A lawsuit filed by Laguna Beach Unified School District trustee Dee Perry against her four board colleagues and the district superintendent has been dismissed in U.S. District Court, with the judge arguing that the complaint didn’t offer specific evidence to support her claim that the board had taken actions to retaliate against her.
U.S. District Judge James Selna gave Perry and her lawyer, Maria Severson, until April 17 to amend the complaint.
Severson said Perry would be amending it.
“She will ... provide instances of harassment by the supervisor and board members in retaliation for her using her First Amendment right to demand board transparency and to question board irregularities,” Severson said in an email Wednesday.
A jury trial has been scheduled for Dec. 8 if the case goes forward.
Selna said in court documents that “the complaint, as currently written, gives inadequate factual matter to survive a motion to dismiss. As [the] defendants argue in their reply, '[Perry] failed to specify any particular speech for which she was allegedly retaliated [against].’”
Perry filed suit in December, seeking a permanent order in federal court that would block board colleagues Jan Vickers, Peggy Wolff, Carol Normandin and James Kelly and Supt. Jason Viloria from taking actions that Perry said prevent her from exercising her constitutional rights and ability to represent her constituents.
Perry and Severson also said Perry, who has served on the board since 2014, must be apprised of board events and issues to the “same extent as other board members” and sought a court award for litigation expenses and attorney fees.
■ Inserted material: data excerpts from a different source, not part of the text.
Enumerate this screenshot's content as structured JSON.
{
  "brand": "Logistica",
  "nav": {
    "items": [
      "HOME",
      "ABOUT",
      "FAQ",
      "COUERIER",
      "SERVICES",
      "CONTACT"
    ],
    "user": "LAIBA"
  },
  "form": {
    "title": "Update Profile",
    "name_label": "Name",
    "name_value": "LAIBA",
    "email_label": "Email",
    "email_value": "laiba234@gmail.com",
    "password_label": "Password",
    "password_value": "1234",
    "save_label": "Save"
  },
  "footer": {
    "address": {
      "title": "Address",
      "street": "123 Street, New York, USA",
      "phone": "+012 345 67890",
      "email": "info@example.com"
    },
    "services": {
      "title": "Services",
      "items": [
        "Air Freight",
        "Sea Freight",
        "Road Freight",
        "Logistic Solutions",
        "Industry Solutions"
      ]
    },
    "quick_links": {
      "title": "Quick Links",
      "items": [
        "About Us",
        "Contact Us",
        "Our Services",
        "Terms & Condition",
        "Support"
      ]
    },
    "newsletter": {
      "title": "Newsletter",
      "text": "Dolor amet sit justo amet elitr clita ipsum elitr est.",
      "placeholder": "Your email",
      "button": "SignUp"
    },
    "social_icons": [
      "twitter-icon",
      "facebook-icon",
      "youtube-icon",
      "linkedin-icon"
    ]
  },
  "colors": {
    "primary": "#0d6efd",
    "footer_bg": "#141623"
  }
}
Perry first announced her intent to sue in July after she was not included in a board subcommittee to discuss confidential matters. The subcommittee, formed in June, included everyone on the board except Perry.
Her colleagues said she had breached confidentiality rules by disseminating a message from the school district’s attorney.
Though the decision on the subcommittee was the latest in a string of disagreements between Perry and the four other trustees, Vickers, the board president at the time, said it was “not in any way reflective of any time that board member Perry has disagreed with the majority of the board.”
Vickers, Wolff, Normandin, Kelly and Viloria motioned to dismiss the lawsuit Jan. 10. Selna granted the motion last week.
Without specific statements or comments for which she allegedly was retaliated against, “the court is ill-equipped to adjudicate Perry’s claims,” Selna said in the court documents. “At the very least, to know whether [the] defendants ‘sought to stop [Perry] from taking policy positions that differ from theirs’ ... or whether they retaliated against her for her comments and statements, the court needs an account of what those positions, statements, etc., allegedly were.”
Wolff, the current board president, said, “We are pleased with the court’s determination and look forward to working together as a governing body of five on behalf of district students, especially during these challenging times.”
Severson said Perry is “committed to doing the work that she was elected to do for her constituents within the Laguna Beach Unified School District. [Her] lawsuit seeks to stop her fellow elected officials from wielding the power of their office to harass and deter her from participating in the democratic institution in which she was elected to participate.”